One very influential ancient theory of health was that of the 'four humours'. Observing what came out of the body when it was ill - blood, phlegm, bile and black bile (the four 'humours', or liquids) - doctors recommended what to put back into it to prevent excess of any humour, thus keeping the body 'in balance' and ensuring good health. Diagnosis and prognosis were 'improved' when these humours became associated with bodily temperature, and then with the seasons; so cold food and drink could be confidently recommended for the sick in the hot summer. As a theory of disease it is all nonsense, but it has been superseded only relatively recently - though there is still, apparently, a practitioner in Torquay.
That said, no medical breakthrough has ever been more critical than the Greeks' assertion that disease was not supernatural: it had physical causes and could therefore be dealt with physically. So doctors did what they could within their limitations. Symptoms were observed and the progress of illnesses tracked (Greeks were good at prognosis); healthy and unhealthy locations and climates were identified (they may not have known about malaria but they certainly observed its effects); dietetics ('life-style' studies) covered everything from food to exercise; and there were bodies to be examined, alive or dead. A good gaping wound from the battlefield could reveal a lot, and ancients were not squeamish about working on animals. For a short while in third century BC Alexandria, even human bodies were dissected - normally taboo in the Greek world (the practice was not repeated till the 2ndC AD).

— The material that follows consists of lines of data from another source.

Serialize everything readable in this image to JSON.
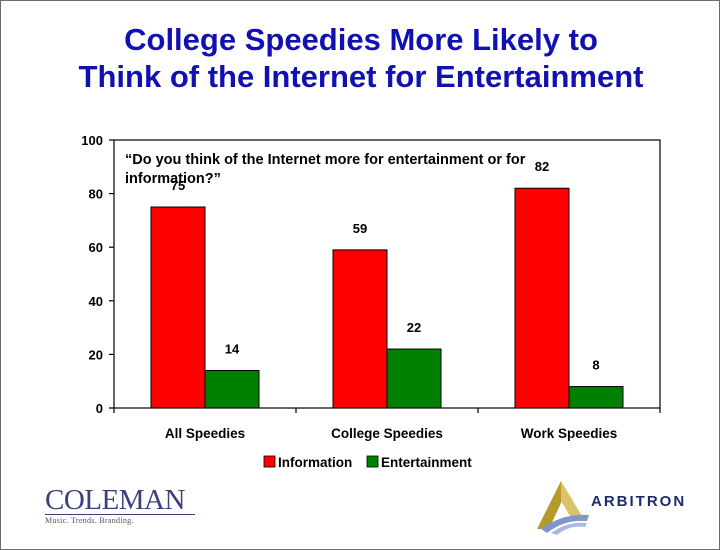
{
  "title": {
    "line1": "College Speedies More Likely to",
    "line2": "Think of the Internet for Entertainment"
  },
  "chart_data": {
    "type": "bar",
    "title": "",
    "annotation": "“Do you think of the Internet more for entertainment or for information?”",
    "annotation_lines": [
      "“Do you think of the Internet more for entertainment or for",
      "information?”"
    ],
    "categories": [
      "All Speedies",
      "College Speedies",
      "Work Speedies"
    ],
    "series": [
      {
        "name": "Information",
        "values": [
          75,
          59,
          82
        ],
        "color": "#ff0000"
      },
      {
        "name": "Entertainment",
        "values": [
          14,
          22,
          8
        ],
        "color": "#008000"
      }
    ],
    "ylim": [
      0,
      100
    ],
    "yticks": [
      0,
      20,
      40,
      60,
      80,
      100
    ],
    "xlabel": "",
    "ylabel": "",
    "grid": false,
    "legend_position": "bottom"
  },
  "logos": {
    "coleman": {
      "name": "COLEMAN",
      "tagline": "Music. Trends. Branding."
    },
    "arbitron": {
      "name": "ARBITRON"
    }
  },
  "colors": {
    "title": "#1111b3",
    "information": "#ff0000",
    "entertainment": "#008000",
    "coleman": "#3b3f7c",
    "arbitron": "#1e2a6e"
  }
}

In this brilliant book (part of Routledge's excellent 'Sciences of Antiquity' series), Vivian Nutton, Professor of the History of Medicine at University College, London, surveys clearly and in gripping detail the story of ancient medicine from early Greece (8thC BC) to Late Antiquity (7thC AD). There are two figures that dominate: Hippocrates from the island of Cos (5thC BC), who was so important that treatises written hundreds of years after his death were ascribed to him (including the 'four-humour' theory), and Galen, a Greek from Pergamum and follower of Hippocrates, who made his name in Rome (2ndC AD) and left us his own frequently dogmatic and pugnacious but deeply influential thoughts on medicine and many other topics, running to nearly three million words.
That said, a major theme of Nutton's book is that ancient doctors were their own men. Then, as now, there was no simple acquiescence in a theory merely because it had an authority's imprimatur.
Amid all the nonsense, much extremely impressive work was done. There was accurate observation of significant symptoms (breath, pulse, fever, discoloration); fractures could be set, dislocations reduced; nerves were divided into motor and sensory. Galen himself was a pioneer in understanding the significance of mind-body interaction (stress was a particular speciality). He was also passionate about dissection, arguing that merely reading about it was about as useful as a steersman navigating from a book (Nutton points out that many doctors today advocate interactive videos in place of the real thing). He carried out public dissections on animals, impressing audiences when the pig's loud squeals ended the moment the free passage of nerves along the spinal cord was cut. The number and variety of recovered instruments suggest a high level of surgical competence and sophistication.
Relationships between doctor and patient were also widely discussed. The famous Hippocratic oath, whose heavily religious tone suggests that it was not by Hippocrates, came to encapsulate proper ethical practice (though it was not universally imposed till very late on). Ancient doctors also knew that the quality of care depended on the quality of the patient as well as that of the doctor ('they won't take medicine they don't like, and so die; but the doctor gets the blame').
As Nutton says, 'the legacy of Antiquity is still with us'. Fortunately, however, much of its practice isn't.